05.26.06
“I Wish They’d Killed Me” – Rape Atrocities in Congo
Three years ago Henriette Nyota said she was gang raped as her husband and four children were forced to watch. The men in uniform then disemboweled her husband and continued raping her and her two oldest daughters, 10 and 8. The assault went on for three days. “I wish they’d killed me right there with my husband,” she said, “What use am I now? Why did those animals leave me to suffer like this?”
A couple of days ago I posted an overview of an article found in this month’s Forced Migration Review on the lack of reproductive health needs in Darfur and how rape is being used as a tool of war. The quoted text is from an article in CNN today by Jeff Koinange on the situation in the Democratic Republic of Congo (photo is from MSF). There aren’t enough medical professional or resources to treat women who have been sexually violated.
I want to excerpt part of the article which is an interview with Dr. Denis Mukwege Mukengere, the only physician in a hospital in eastern Congo where ten women who have been sexually-assaulted a day are treated and with financial resources earmarked for these women expected to run out by the end of June.

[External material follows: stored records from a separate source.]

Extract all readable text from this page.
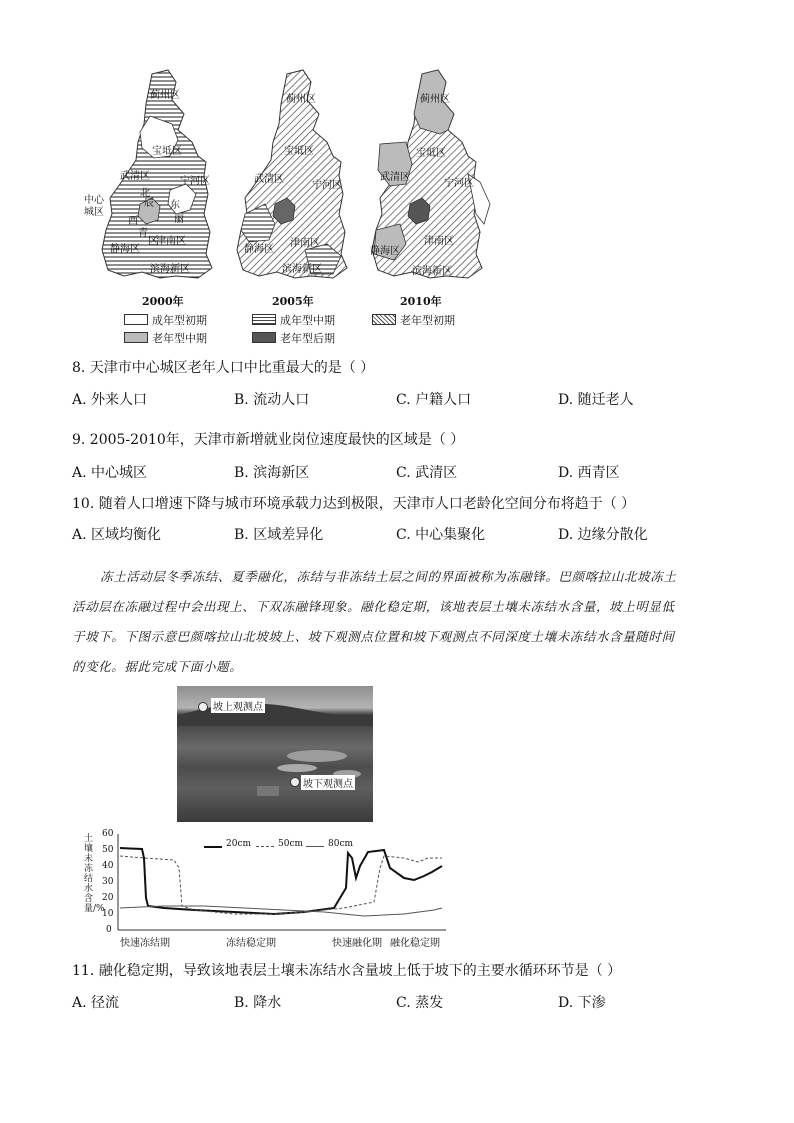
蓟州区
宝坻区
武清区	宁河区
中心城区
北
辰 东
丽
西
青
区
津南区
静海区
滨海新区
蓟州区
宝坻区
武清区
宁河区
津南区
静海区
滨海新区
蓟州区
宝坻区
武清区
宁河区
津南区
静海区
滨海新区
2000年	2005年	2010年
成年型初期	成年型中期	老年型初期
老年型中期	老年型后期
8. 天津市中心城区老年人口中比重最大的是（ ）
A. 外来人口	B. 流动人口	C. 户籍人口	D. 随迁老人
9. 2005-2010年，天津市新增就业岗位速度最快的区域是（ ）
A. 中心城区	B. 滨海新区	C. 武清区	D. 西青区
10. 随着人口增速下降与城市环境承载力达到极限，天津市人口老龄化空间分布将趋于（ ）
A. 区域均衡化	B. 区域差异化	C. 中心集聚化	D. 边缘分散化
冻土活动层冬季冻结、夏季融化，冻结与非冻结土层之间的界面被称为冻融锋。巴颜喀拉山北坡冻土
活动层在冻融过程中会出现上、下双冻融锋现象。融化稳定期，该地表层土壤未冻结水含量，坡上明显低
于坡下。下图示意巴颜喀拉山北坡坡上、坡下观测点位置和坡下观测点不同深度土壤未冻结水含量随时间
的变化。据此完成下面小题。
坡上观测点
坡下观测点
土壤未冻结水含量/%
0
10
20
30
40
50
60
20cm	50cm	80cm
快速冻结期	冻结稳定期	快速融化期 融化稳定期
11. 融化稳定期，导致该地表层土壤未冻结水含量坡上低于坡下的主要水循环环节是（ ）
A. 径流	B. 降水	C. 蒸发	D. 下渗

“Some of them have knives and other sharp objects inserted in them after they’ve been raped, while others have pistols shoved into their vaginas and the triggers pulled back,” said Dr. Denis Mukwege Mukengere. “It’s a kind of barbarity that only savages are capable of.” He added that “these perpetrators cannot be human beings.”
I didn’t include this passage to shock or upset, but to engage readers and force us to become more pro-active. We have to work to change policies overseas and look at normative approaches to dealing with sexual violence against women in an armed conflict.